Changes to maternity provision in Caithness have been carried out safely, according to NHS Highland.
The health board is to be updated on the transition of Caithness General Hospital to a community maternity unit, which began in November 2016.
Dr Rod Harvey, NHS Highland’s medical director will outline how the changes have resulted in lower maternal and neonatal transfers since the decision that the consultant-led obstetric unit at Caithness General Hospital should be reconfigured as a CMU on the grounds of safety in November 2016 ,
Since December 1, 2016, there has been 12 babies born in Caithness – while 85 mothers based in the far north have given birth at Raigmore Hospital in Inverness.

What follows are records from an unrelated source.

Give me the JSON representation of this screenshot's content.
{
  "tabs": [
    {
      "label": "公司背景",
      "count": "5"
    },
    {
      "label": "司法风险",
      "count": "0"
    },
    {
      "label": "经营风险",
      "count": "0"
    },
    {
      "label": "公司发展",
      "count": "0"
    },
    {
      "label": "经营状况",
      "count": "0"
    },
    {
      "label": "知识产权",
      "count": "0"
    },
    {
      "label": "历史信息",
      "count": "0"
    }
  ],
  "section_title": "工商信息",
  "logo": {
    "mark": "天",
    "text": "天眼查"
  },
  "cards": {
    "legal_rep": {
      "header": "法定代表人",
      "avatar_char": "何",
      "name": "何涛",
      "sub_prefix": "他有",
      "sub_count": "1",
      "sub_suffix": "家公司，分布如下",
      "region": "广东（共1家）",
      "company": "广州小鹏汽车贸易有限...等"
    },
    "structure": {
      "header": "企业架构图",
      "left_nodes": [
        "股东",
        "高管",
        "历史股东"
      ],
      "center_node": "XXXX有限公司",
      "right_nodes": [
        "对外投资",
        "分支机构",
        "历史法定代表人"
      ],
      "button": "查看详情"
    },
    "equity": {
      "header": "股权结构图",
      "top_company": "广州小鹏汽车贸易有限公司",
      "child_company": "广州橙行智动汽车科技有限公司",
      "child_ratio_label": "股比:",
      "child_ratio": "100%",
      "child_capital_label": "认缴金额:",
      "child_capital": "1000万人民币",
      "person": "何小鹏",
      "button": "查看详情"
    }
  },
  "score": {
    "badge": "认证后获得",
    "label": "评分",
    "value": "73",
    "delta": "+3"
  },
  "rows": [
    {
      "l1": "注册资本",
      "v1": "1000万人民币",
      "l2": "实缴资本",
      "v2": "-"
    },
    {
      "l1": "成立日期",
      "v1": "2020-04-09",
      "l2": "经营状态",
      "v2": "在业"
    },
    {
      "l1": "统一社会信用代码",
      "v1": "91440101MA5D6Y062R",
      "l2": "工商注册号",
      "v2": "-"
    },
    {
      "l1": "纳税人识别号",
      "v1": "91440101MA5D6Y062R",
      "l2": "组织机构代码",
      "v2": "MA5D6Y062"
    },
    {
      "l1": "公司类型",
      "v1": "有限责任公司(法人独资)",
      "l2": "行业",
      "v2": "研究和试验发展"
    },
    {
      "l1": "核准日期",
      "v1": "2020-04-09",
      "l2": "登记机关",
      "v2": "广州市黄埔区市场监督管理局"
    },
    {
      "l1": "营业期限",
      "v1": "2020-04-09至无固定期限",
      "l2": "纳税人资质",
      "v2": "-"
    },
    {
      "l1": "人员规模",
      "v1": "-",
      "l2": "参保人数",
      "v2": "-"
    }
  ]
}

Over the same period two years ago 73 babies were born in Wick, while 33 were born in Inverness.
Dr Harvey will tell members that the “very significantly lower” maternal and neonatal transfer figures are key indicators that the CMU and new arrangements are working as planned.
He will describe the arrangements put in place to increase accommodation capacity in Inverness, the further work to create additional family-friendly facilities planned, and he will report that, to date: “everyone who has needed accommodation has been accommodated.”
The report will point to the work to support and strengthen the resilience of the overall transfer arrangements between the Scottish Ambulance Service and NHS Highland, including an additional investment of £400,000 to increase ambulance provision in Caithness.